A tree change spurred Paul Messenger and his family to distil the essence of a new life
It’s just past 9am on a Monday and Paul Messenger is already drinking rum. The Husk Distillers owner is tasting the first barrel of his cane juice rum and gently guiding it towards an October release.
“It’s not your average job,” the geologist with a PhD in earth science concedes.
When the first 250-bottle batch of Husk Virgin Cane Rum is released, it will mark a milestone for Paul and his family, whose “tree change” five years ago saw them leave Brisbane and establish their boutique distillery on the banks of the Tweed River in picturesque Tumbulgum in northern NSW.
“Back in 2009, we had a trip through the Caribbean and we discovered the vibrant rum culture of the islands and the variety of the different types of rum,” he says. “We were particularly impressed with some of their aged sipping rums.”

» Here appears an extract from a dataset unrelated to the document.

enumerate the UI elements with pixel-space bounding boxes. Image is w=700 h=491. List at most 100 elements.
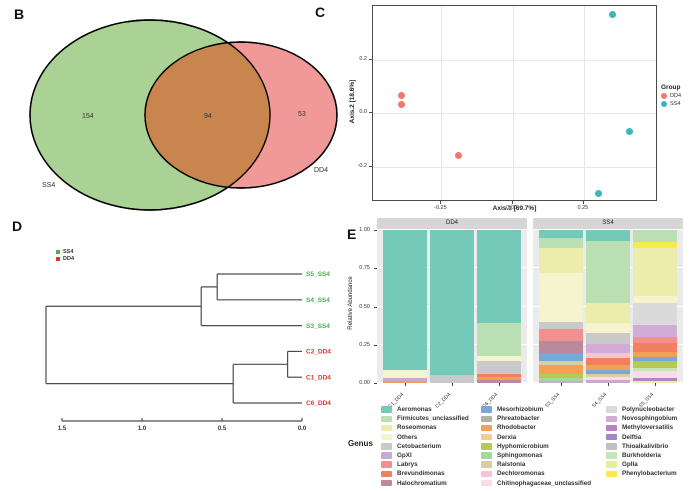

Admitting a preference for malt whiskey over the molasses-based rum that dominates the Australian market, Paul taught himself how to create a premium rum from freshly crushed cane juice.

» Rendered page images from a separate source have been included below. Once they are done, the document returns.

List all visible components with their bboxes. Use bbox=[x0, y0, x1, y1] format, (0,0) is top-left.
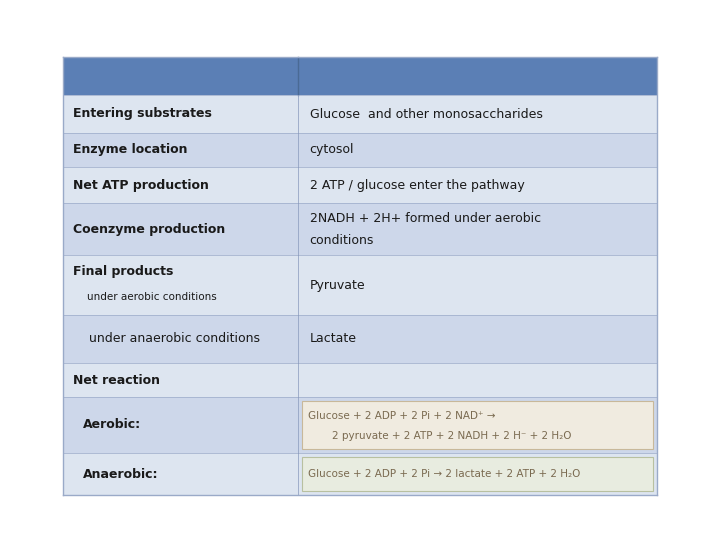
Text: 2 ATP / glucose enter the pathway: 2 ATP / glucose enter the pathway bbox=[310, 179, 524, 192]
Text: Net ATP production: Net ATP production bbox=[73, 179, 209, 192]
Text: under aerobic conditions: under aerobic conditions bbox=[87, 292, 217, 302]
Text: Net reaction: Net reaction bbox=[73, 374, 160, 387]
Text: conditions: conditions bbox=[310, 234, 374, 247]
Bar bbox=[302, 457, 653, 491]
Bar bbox=[302, 401, 653, 449]
Text: Glucose + 2 ADP + 2 Pi → 2 lactate + 2 ATP + 2 H₂O: Glucose + 2 ADP + 2 Pi → 2 lactate + 2 A… bbox=[307, 469, 580, 479]
Text: Entering substrates: Entering substrates bbox=[73, 107, 212, 120]
Text: Pyruvate: Pyruvate bbox=[310, 279, 365, 292]
Bar bbox=[63, 255, 657, 315]
Bar bbox=[63, 203, 657, 255]
Text: Coenzyme production: Coenzyme production bbox=[73, 222, 225, 235]
Bar bbox=[63, 363, 657, 397]
Bar bbox=[63, 133, 657, 167]
Text: Final products: Final products bbox=[73, 265, 174, 278]
Bar bbox=[63, 397, 657, 453]
Bar bbox=[63, 167, 657, 203]
Bar bbox=[63, 453, 657, 495]
Text: Anaerobic:: Anaerobic: bbox=[83, 468, 158, 481]
Text: Enzyme location: Enzyme location bbox=[73, 144, 187, 157]
Text: Lactate: Lactate bbox=[310, 333, 356, 346]
Text: under anaerobic conditions: under anaerobic conditions bbox=[73, 333, 260, 346]
Bar bbox=[63, 95, 657, 133]
Text: Aerobic:: Aerobic: bbox=[83, 418, 141, 431]
Text: 2 pyruvate + 2 ATP + 2 NADH + 2 H⁻ + 2 H₂O: 2 pyruvate + 2 ATP + 2 NADH + 2 H⁻ + 2 H… bbox=[332, 430, 571, 441]
Text: Glucose  and other monosaccharides: Glucose and other monosaccharides bbox=[310, 107, 542, 120]
Text: 2NADH + 2H+ formed under aerobic: 2NADH + 2H+ formed under aerobic bbox=[310, 212, 541, 225]
Bar bbox=[63, 315, 657, 363]
Bar bbox=[63, 57, 657, 95]
Text: Glucose + 2 ADP + 2 Pi + 2 NAD⁺ →: Glucose + 2 ADP + 2 Pi + 2 NAD⁺ → bbox=[307, 411, 495, 421]
Text: cytosol: cytosol bbox=[310, 144, 354, 157]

The family’s first harvest in 2012 comprised six tonnes of sugarcane hand-cut from their neighbour’s farm. By 2014 it was 55 tonnes, also hand-cut after late rain and strong winds blew the cane flat and stymied their plans to use machinery.
“It was a big year, but this year it’s all standing up straight, so fingers crossed we’ll be able to get the sett cutter going,” Messenger chuckles.
Each barrel of rum takes nine days to produce and is then left to age for at least three years.
During this ageing process, Messenger developed Ink Gin, a small-batch spirit with strong notes of lemon myrtle and Tasmanian pepperberry complementing the traditional botanicals of juniper and orange.
But it is the Southeast Asian butterfly pea flower that piqued the attention of gin connoisseurs – its petals giving the spirit an inky blue colour that blushes pink when tonic water is added.
Friends who had recently returned from Thailand regaled Messenger with stories of a chilled drink infused with the flower that changed colour with a squeeze of lime.
“I just started playing around with it and discovered it was pH sensitivity that changed the colour.
“Tonic water has a pH level of three and obviously gin and tonic is a good match.”
He began experimenting with the Ink Gin’s recipe, gathering “a couple of dozen botanicals” and whittling them down to 12 through trial and error.
“It’s a blank canvas and you just let your imagination go,” he says.
Husk is about to release its fifth and largest batch of Ink Gin – about 1700 bottles – before embarking on two months of rum production.
Once that is done, Messenger will be expanding the distillery to include a cellar door, cafe and restaurant opening to the public next year.